The invention also provides a preparation method of the compound shown in the formula I and a method for preparing a lubricating grease composition by using the compound shown in the formula I.

The preparation method of the compound of the formula I comprises the following steps:

(1) tartaric acid and amino acid ester hydrochloride, namely a compound shown in the following formula II are mixed in a first solvent for carrying out a reaction, namely a first intermediate product is obtained through amidation reaction, wherein R³Is methyl, ethyl, tert-butyl or benzyl, for example, the compound of formula II can be L-valine methyl ester hydrochloride, L-alanine ethyl ester hydrochloride, L-valine ethyl ester hydrochloride, and the like.

In some embodiments, the first solvent is selected from one or more of dichloromethane, chloroform, acetone, ethyl acetate, N-Dimethylformamide (DMF), Dimethylsulfoxide (DMSO), and acetonitrile, preferably, N-Dimethylformamide (DMF) or Dimethylsulfoxide (DMSO).

In some embodiments, further comprising adding a condensing agent and a racemization inhibitor to the amidation reaction. Condensing agents include, but are not limited to, Dicyclohexylcarbodiimide (DCC), 1-ethyl- (3-dimethylaminopropyl) carbodiimide hydrochloride (EDCHCL), 4-Dimethylallyltryptophane (DMAT), and the like, preferably Dicyclohexylcarbodiimide (DCC); the molar ratio of tartaric acid to condensing agent is 1: 3-3: 1, preferably 1: 2-3. Racemization inhibitors include, but are not limited to, 1-hydroxybenzotriazole (HOBt), N-hydroxysuccinimide (HOSu), 1-hydroxy-7-azobenzotriazol (HOAt), 3-hydroxy-1, 2, 3-benzotriazin-4 (3H) -one (HOBt), etc., preferably 1-hydroxybenzotriazole (HOBt). The molar ratio of tartaric acid to racemization inhibitor is 1: 3-3: 1, preferably 1: 2-3.

In some embodiments, the molar ratio of tartaric acid to the compound of formula II is 1:5 to 5:1, preferably 1 (2 to 3). The concentration of tartaric acid in the primary reaction system is 0.2 mol/l to 1.0 mol/l, preferably 0.2 mol/l to 0.5 mol/l.

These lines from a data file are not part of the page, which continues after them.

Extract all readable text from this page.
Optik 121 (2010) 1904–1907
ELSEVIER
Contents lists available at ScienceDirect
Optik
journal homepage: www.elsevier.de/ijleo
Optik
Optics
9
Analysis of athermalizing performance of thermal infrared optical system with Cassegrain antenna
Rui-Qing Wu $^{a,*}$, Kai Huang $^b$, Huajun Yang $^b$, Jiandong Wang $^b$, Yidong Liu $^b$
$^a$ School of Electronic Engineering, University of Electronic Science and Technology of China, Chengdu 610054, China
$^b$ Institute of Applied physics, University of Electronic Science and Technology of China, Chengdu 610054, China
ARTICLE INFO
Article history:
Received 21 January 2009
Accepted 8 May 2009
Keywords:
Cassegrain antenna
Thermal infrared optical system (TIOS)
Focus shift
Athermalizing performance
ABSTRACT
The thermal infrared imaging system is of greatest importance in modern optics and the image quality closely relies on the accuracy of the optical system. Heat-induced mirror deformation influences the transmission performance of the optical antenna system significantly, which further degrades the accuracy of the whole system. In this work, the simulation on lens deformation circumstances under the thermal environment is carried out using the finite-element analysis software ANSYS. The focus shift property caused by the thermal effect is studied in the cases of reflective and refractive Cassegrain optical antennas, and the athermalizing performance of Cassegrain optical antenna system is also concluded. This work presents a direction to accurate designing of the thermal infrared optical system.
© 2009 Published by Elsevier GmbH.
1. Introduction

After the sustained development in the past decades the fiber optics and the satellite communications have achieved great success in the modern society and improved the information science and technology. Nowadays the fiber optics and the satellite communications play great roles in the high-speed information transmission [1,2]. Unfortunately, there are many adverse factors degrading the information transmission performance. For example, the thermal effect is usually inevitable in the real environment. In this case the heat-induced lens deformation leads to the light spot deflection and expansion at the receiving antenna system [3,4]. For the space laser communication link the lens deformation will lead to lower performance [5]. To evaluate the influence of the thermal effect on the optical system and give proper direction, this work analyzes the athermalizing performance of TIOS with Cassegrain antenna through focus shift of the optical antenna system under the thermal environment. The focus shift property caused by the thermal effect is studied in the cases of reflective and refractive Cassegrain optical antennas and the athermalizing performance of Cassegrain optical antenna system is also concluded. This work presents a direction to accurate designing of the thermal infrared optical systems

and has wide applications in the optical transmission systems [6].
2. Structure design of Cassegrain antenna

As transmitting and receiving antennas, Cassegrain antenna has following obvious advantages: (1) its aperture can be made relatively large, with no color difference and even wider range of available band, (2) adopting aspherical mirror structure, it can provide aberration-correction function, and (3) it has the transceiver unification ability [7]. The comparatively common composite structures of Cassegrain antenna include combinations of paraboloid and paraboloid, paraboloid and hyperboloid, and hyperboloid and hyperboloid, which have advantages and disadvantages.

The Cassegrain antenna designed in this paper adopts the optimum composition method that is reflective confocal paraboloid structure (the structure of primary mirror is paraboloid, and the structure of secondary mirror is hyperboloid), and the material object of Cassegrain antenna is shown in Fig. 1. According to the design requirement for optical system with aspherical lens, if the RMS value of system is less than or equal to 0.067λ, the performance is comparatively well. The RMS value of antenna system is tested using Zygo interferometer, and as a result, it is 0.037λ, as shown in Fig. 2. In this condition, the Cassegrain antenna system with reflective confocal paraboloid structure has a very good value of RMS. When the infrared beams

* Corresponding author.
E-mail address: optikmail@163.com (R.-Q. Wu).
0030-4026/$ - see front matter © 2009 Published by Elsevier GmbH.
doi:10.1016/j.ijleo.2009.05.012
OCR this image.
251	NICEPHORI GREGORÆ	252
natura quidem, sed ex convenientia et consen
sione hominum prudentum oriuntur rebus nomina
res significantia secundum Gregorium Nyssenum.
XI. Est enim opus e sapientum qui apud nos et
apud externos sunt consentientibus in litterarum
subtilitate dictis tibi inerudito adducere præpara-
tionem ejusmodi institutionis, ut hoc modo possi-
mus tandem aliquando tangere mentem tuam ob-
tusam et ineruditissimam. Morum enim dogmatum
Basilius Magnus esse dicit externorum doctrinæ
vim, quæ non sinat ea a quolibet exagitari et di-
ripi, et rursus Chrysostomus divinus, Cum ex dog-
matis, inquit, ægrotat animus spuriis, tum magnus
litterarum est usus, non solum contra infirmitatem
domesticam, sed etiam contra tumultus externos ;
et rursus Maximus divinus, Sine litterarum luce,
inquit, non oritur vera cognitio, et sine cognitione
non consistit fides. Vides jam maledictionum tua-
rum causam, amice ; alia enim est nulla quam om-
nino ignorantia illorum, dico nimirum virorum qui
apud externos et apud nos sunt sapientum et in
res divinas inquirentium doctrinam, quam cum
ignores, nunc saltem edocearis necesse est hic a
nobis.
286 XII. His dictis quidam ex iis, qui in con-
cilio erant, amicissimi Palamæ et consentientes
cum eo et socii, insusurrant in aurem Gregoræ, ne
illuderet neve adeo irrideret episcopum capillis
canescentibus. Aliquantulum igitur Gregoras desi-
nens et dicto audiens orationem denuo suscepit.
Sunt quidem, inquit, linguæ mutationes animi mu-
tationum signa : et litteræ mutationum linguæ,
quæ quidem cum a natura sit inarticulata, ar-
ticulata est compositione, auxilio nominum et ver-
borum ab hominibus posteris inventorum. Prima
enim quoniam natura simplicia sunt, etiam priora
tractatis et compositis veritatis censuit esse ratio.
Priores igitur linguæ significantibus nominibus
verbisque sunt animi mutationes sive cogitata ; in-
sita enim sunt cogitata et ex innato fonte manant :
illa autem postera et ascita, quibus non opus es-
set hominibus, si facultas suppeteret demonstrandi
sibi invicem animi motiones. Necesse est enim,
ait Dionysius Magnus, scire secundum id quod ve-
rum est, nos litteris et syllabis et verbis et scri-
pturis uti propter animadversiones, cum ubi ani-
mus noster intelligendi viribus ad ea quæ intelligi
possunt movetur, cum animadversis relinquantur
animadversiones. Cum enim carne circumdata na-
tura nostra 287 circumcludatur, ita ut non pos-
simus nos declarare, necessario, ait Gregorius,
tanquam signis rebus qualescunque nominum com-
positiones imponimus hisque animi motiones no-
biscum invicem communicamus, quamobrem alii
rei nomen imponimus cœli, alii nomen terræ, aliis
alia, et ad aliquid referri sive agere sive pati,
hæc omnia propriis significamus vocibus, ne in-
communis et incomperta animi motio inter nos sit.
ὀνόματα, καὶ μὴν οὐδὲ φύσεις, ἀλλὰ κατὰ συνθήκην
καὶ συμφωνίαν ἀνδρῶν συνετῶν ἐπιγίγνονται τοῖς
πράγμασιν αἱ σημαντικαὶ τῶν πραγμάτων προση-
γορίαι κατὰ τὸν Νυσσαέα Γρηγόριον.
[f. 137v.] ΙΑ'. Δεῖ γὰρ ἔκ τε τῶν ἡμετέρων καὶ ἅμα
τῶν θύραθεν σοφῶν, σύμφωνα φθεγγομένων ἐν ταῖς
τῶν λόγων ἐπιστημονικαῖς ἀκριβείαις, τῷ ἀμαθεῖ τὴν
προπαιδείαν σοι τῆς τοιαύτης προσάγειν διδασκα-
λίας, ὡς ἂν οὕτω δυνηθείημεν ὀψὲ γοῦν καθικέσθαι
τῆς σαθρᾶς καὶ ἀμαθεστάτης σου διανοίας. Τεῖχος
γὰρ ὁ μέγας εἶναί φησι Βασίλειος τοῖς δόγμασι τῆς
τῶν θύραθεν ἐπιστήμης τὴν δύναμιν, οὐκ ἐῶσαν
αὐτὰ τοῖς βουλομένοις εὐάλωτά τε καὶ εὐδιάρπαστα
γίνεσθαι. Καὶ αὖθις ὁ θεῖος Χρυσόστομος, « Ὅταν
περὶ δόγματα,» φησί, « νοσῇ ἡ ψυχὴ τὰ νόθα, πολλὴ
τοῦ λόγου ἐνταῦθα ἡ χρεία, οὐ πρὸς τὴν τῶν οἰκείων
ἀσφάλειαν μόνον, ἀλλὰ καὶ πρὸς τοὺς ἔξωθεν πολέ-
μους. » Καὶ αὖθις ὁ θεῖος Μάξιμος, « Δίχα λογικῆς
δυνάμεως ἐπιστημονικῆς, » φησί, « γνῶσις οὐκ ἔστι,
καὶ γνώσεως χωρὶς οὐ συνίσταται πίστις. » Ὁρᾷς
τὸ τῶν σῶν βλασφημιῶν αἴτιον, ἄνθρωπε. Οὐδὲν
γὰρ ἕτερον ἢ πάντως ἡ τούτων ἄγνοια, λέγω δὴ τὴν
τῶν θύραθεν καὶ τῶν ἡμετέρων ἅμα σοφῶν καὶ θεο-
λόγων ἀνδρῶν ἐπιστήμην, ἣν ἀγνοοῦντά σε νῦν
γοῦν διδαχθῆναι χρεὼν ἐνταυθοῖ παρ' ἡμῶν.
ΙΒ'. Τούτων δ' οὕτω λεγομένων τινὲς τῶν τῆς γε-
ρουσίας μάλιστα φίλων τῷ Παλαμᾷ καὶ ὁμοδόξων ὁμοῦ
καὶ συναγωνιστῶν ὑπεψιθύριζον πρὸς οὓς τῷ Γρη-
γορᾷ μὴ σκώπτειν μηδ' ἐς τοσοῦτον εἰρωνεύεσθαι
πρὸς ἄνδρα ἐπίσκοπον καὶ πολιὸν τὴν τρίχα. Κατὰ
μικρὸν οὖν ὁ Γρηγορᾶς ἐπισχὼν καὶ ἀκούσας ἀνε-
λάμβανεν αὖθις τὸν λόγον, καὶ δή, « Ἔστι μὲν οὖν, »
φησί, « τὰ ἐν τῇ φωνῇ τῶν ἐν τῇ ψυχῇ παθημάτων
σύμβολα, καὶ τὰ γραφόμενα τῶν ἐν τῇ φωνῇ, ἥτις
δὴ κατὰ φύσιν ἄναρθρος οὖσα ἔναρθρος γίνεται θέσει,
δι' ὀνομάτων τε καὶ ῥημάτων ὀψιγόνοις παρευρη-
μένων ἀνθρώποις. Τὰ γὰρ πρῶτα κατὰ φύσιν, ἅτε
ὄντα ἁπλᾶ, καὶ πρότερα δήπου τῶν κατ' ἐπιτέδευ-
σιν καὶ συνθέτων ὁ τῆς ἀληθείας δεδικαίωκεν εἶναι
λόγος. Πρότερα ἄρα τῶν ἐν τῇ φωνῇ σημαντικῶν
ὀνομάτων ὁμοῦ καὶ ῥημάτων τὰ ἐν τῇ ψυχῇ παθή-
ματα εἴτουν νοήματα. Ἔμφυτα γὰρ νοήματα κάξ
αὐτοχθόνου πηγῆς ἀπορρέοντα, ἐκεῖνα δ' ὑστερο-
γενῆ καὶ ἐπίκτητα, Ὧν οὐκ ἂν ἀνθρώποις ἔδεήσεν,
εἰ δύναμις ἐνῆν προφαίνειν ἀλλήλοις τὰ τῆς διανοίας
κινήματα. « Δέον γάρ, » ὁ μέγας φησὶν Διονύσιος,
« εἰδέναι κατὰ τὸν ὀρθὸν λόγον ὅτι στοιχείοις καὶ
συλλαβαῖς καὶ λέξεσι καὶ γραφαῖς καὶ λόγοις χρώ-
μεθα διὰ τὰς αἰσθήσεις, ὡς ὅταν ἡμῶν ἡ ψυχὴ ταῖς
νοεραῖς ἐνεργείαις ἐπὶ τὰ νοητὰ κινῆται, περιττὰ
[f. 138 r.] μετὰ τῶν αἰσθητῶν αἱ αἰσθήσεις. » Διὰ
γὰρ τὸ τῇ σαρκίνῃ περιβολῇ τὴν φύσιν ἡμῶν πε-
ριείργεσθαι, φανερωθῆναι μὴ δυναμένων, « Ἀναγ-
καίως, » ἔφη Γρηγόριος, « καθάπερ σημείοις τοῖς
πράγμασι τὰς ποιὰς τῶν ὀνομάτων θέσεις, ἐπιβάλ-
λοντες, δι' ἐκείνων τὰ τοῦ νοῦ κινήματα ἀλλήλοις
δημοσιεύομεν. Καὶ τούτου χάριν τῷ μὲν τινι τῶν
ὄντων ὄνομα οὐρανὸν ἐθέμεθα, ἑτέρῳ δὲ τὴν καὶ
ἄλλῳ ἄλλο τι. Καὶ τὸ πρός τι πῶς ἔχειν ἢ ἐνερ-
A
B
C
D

In some embodiments, the reaction temperature of the first reaction is-20 ℃ to 40 ℃, and the reaction time of the first reaction is 1h to 48 h. It will be appreciated that the reaction time can be relatively reduced by lowering the temperature and by suitably extending the reaction time and by raising the temperature so that the reaction end point is more easily reached. For example, when the reaction temperature is 0 ℃, the reaction time is about 12 hours. In some embodiments, the method further comprises adding an organic base to the primary reaction system to neutralize acidity, wherein the organic base may be Triethylamine (TEA), Tetramethylethylenediamine (TMEDA), triethylenediamine (DABCO), pyridine, trimethylamine, or the like, but the present invention is not limited thereto. For example, an appropriate amount of pyridine is added. And after the reaction is finished, washing, drying, filtering and spin-drying the product to obtain a white solid, namely a first intermediate product.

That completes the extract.